© Juri Bizgajmer

Impending European legislation that would permit larger trucks on the continent’s roads has received sharp rebuke from industry and France alike, over concerns of the impact on intermodal operations.

Such is the pushback in France against the Weights and Dimensions Directive (WDD) of the Greening Freight Package that the National Assembly has urged government to oppose the legislation that would allow 44-tonne trucks on European roads.

Much of the concern appears to surround the impact this would have on both barge and rail freight operations across the continent, with inland consultant Gunther Ginckels of SeasC4U sharing the concerns of the French Parliamentary chamber.

Speaking to The Loadstar, Mr Ginckels said: “I have to agree with the French Assembly. There cannot be any doubt that cargo and containers have to be moved on the long stretches on barge and/or rail.”

Mr Ginckels said he could see some benefit in increasing truck tonnage restrictions from the present 40-tonne limit to 44-tonnes for last-mile transport over limited distances, for instance, from ports to inland hubs, but still questioned the logic.

“European roads are not only congested but also technically and as far as infrastructure goes unable to support such heavy transports, so it will result in faster deterioration of road infrastructure requiring frequent repairs at high cost,” he continued.

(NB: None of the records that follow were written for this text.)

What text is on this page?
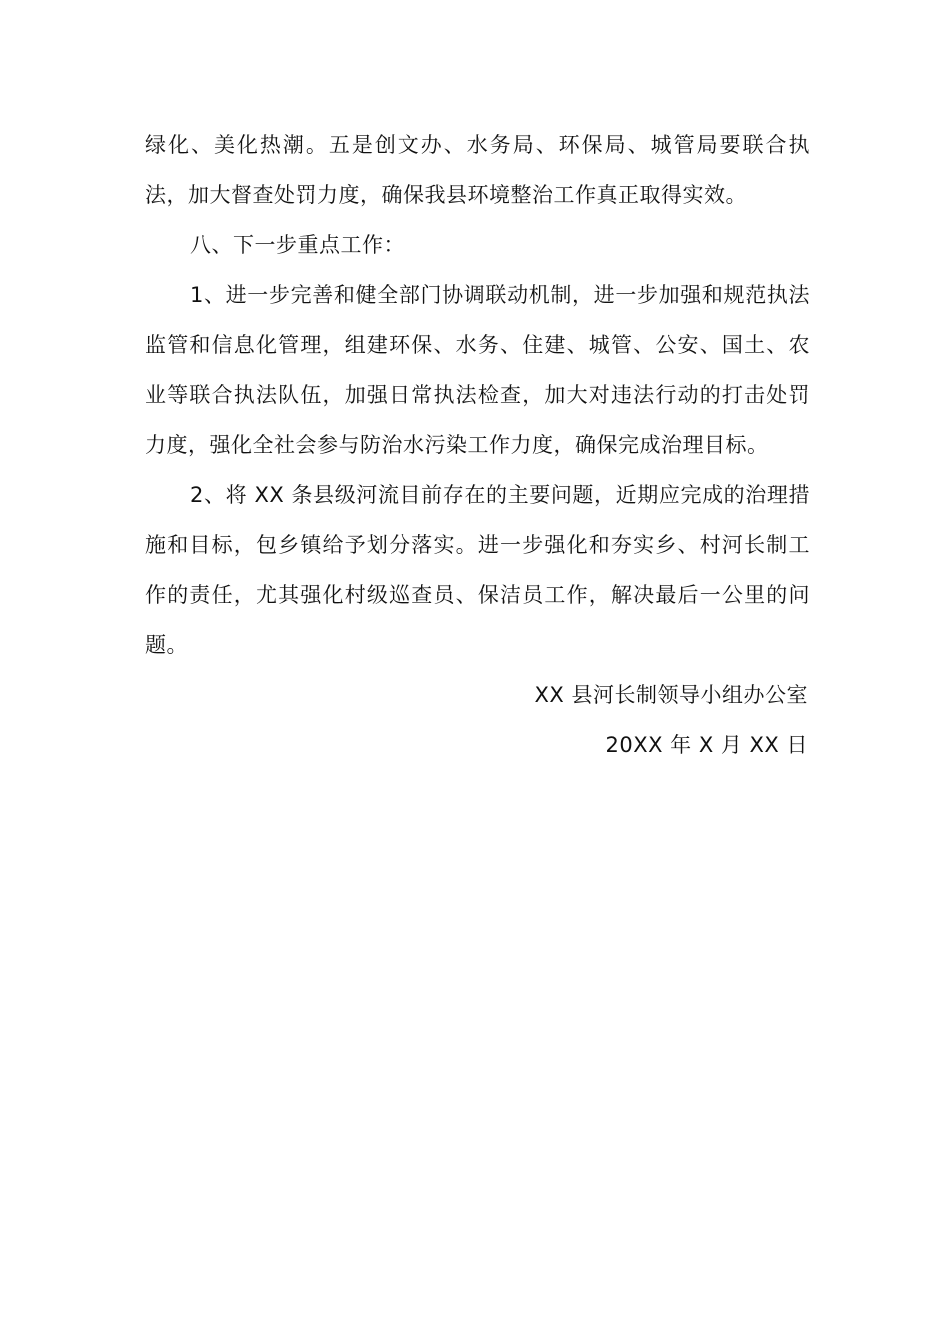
绿化、美化热潮。五是创文办、水务局、环保局、城管局要联合执法，加大督查处罚力度，确保我县环境整治工作真正取得实效。

八、下一步重点工作：

1、进一步完善和健全部门协调联动机制，进一步加强和规范执法监管和信息化管理，组建环保、水务、住建、城管、公安、国土、农业等联合执法队伍，加强日常执法检查，加大对违法行动的打击处罚力度，强化全社会参与防治水污染工作力度，确保完成治理目标。

2、将 XX 条县级河流目前存在的主要问题，近期应完成的治理措施和目标，包乡镇给予划分落实。进一步强化和夯实乡、村河长制工作的责任，尤其强化村级巡查员、保洁员工作，解决最后一公里的问题。

XX 县河长制领导小组办公室

20XX 年 X 月 XX 日
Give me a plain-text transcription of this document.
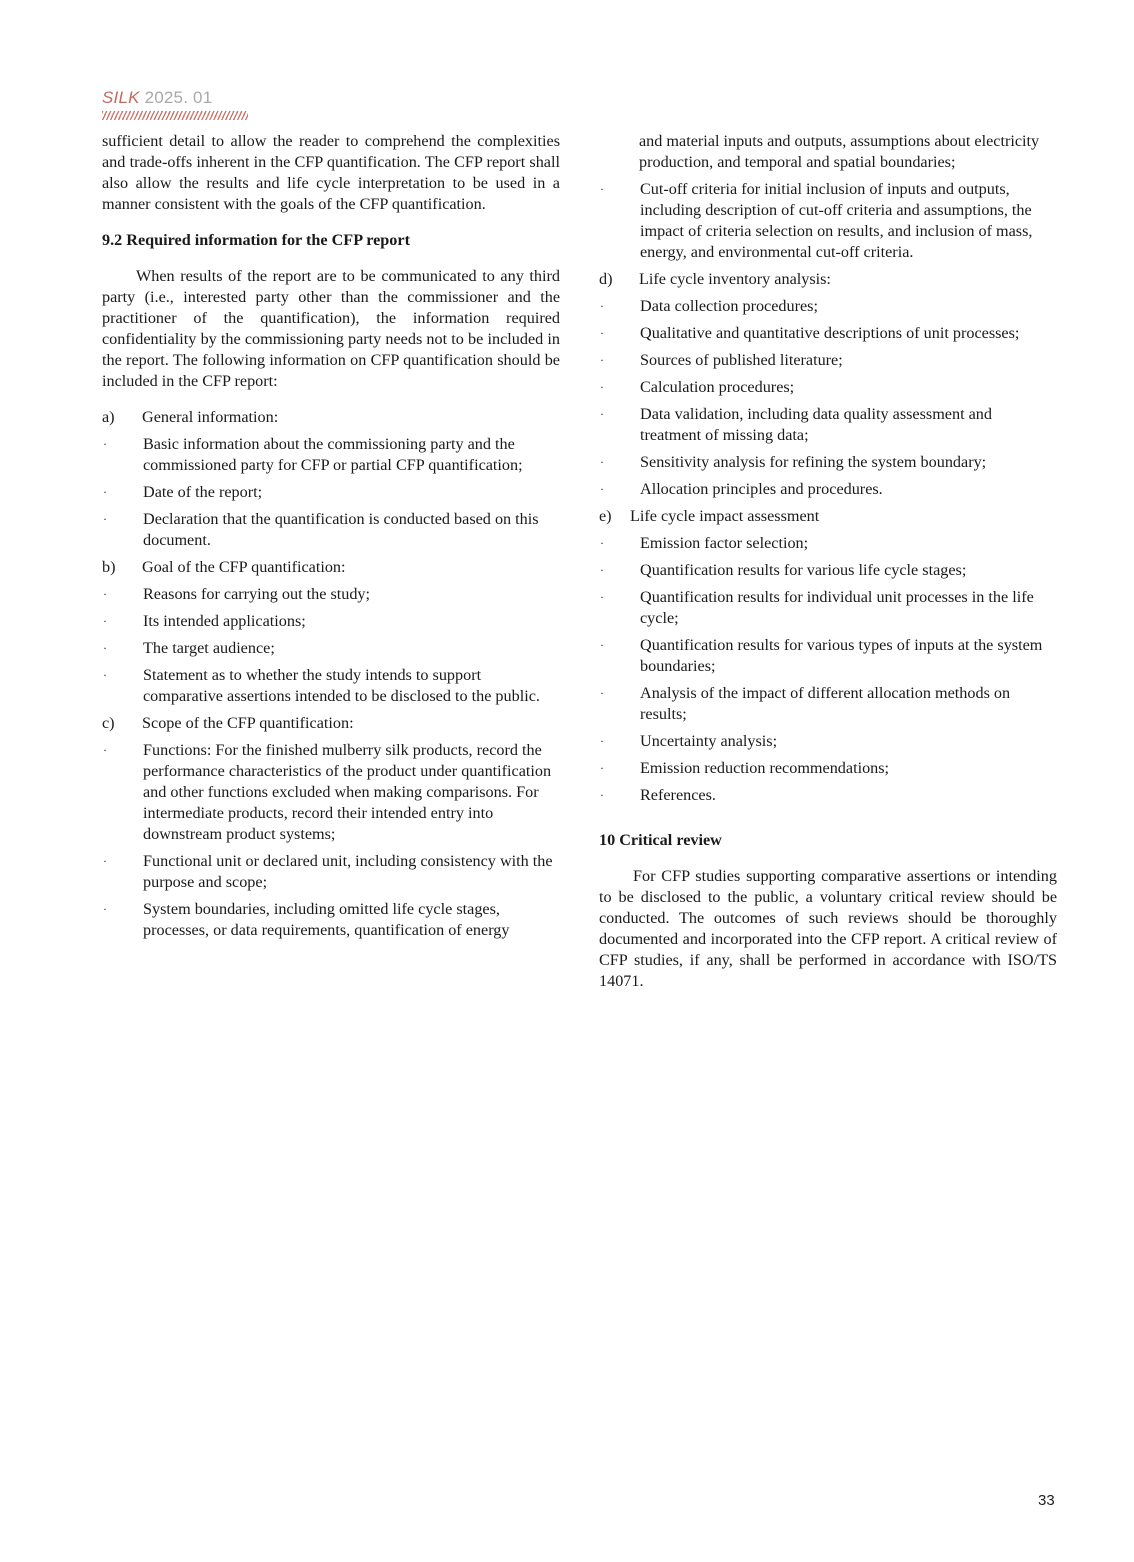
SILK 2025. 01

sufficient detail to allow the reader to comprehend the complexities and trade-offs inherent in the CFP quantification. The CFP report shall also allow the results and life cycle interpretation to be used in a manner consistent with the goals of the CFP quantification.

9.2 Required information for the CFP report

When results of the report are to be communicated to any third party (i.e., interested party other than the commissioner and the practitioner of the quantification), the information required confidentiality by the commissioning party needs not to be included in the report. The following information on CFP quantification should be included in the CFP report:

a)	General information:
·	Basic information about the commissioning party and the commissioned party for CFP or partial CFP quantification;
·	Date of the report;
·	Declaration that the quantification is conducted based on this document.
b)	Goal of the CFP quantification:
·	Reasons for carrying out the study;
·	Its intended applications;
·	The target audience;
·	Statement as to whether the study intends to support comparative assertions intended to be disclosed to the public.
c)	Scope of the CFP quantification:
·	Functions: For the finished mulberry silk products, record the performance characteristics of the product under quantification and other functions excluded when making comparisons. For intermediate products, record their intended entry into downstream product systems;
·	Functional unit or declared unit, including consistency with the purpose and scope;
·	System boundaries, including omitted life cycle stages, processes, or data requirements, quantification of energy
and material inputs and outputs, assumptions about electricity production, and temporal and spatial boundaries;
·	Cut-off criteria for initial inclusion of inputs and outputs, including description of cut-off criteria and assumptions, the impact of criteria selection on results, and inclusion of mass, energy, and environmental cut-off criteria.
d)	Life cycle inventory analysis:
·	Data collection procedures;
·	Qualitative and quantitative descriptions of unit processes;
·	Sources of published literature;
·	Calculation procedures;
·	Data validation, including data quality assessment and treatment of missing data;
·	Sensitivity analysis for refining the system boundary;
·	Allocation principles and procedures.
e)	Life cycle impact assessment
·	Emission factor selection;
·	Quantification results for various life cycle stages;
·	Quantification results for individual unit processes in the life cycle;
·	Quantification results for various types of inputs at the system boundaries;
·	Analysis of the impact of different allocation methods on results;
·	Uncertainty analysis;
·	Emission reduction recommendations;
·	References.
10 Critical review

For CFP studies supporting comparative assertions or intending to be disclosed to the public, a voluntary critical review should be conducted. The outcomes of such reviews should be thoroughly documented and incorporated into the CFP report. A critical review of CFP studies, if any, shall be performed in accordance with ISO/TS 14071.

33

“So, the environmental impact is only a part of the challenges heavy loads cause. For long distance the key is synchromodality, where cargo is transported by a combination of modes, that results in positive economic and environmental effects.”

Permitting larger trucks on European roads comes at something of a transitional moment for European haulage, with a major push to get volumes onto rail and river – considered greener options – coming up against significant hurdles.

Not least of which has been concerns over the reliability of Europe’s inland waterways, both in terms of costs and schedules, with the major river terminals at Antwerp and Rotterdam subject to average congestion of more than one day.

And, over the past eight years, there have been multiple instances where congestion has lasted up to a week, a situation sources have repeatedly told The Loadstar is a consequence of barge operators refusing to share space for improved efficiency.

Mr Ginckels’ concerns surrounding the impact of larger trucks on European roads is one shared more broadly, with Railfreight citing a poll in which a majority of people opposed their introduction.

Unlike the French legislative branch, however, Mr Ginckels reemphasised his belief that permitting 44-tonne trucks – provided their use was severely restricted – could bring benefits in so far as getting supply chains moving fluidly and efficiently.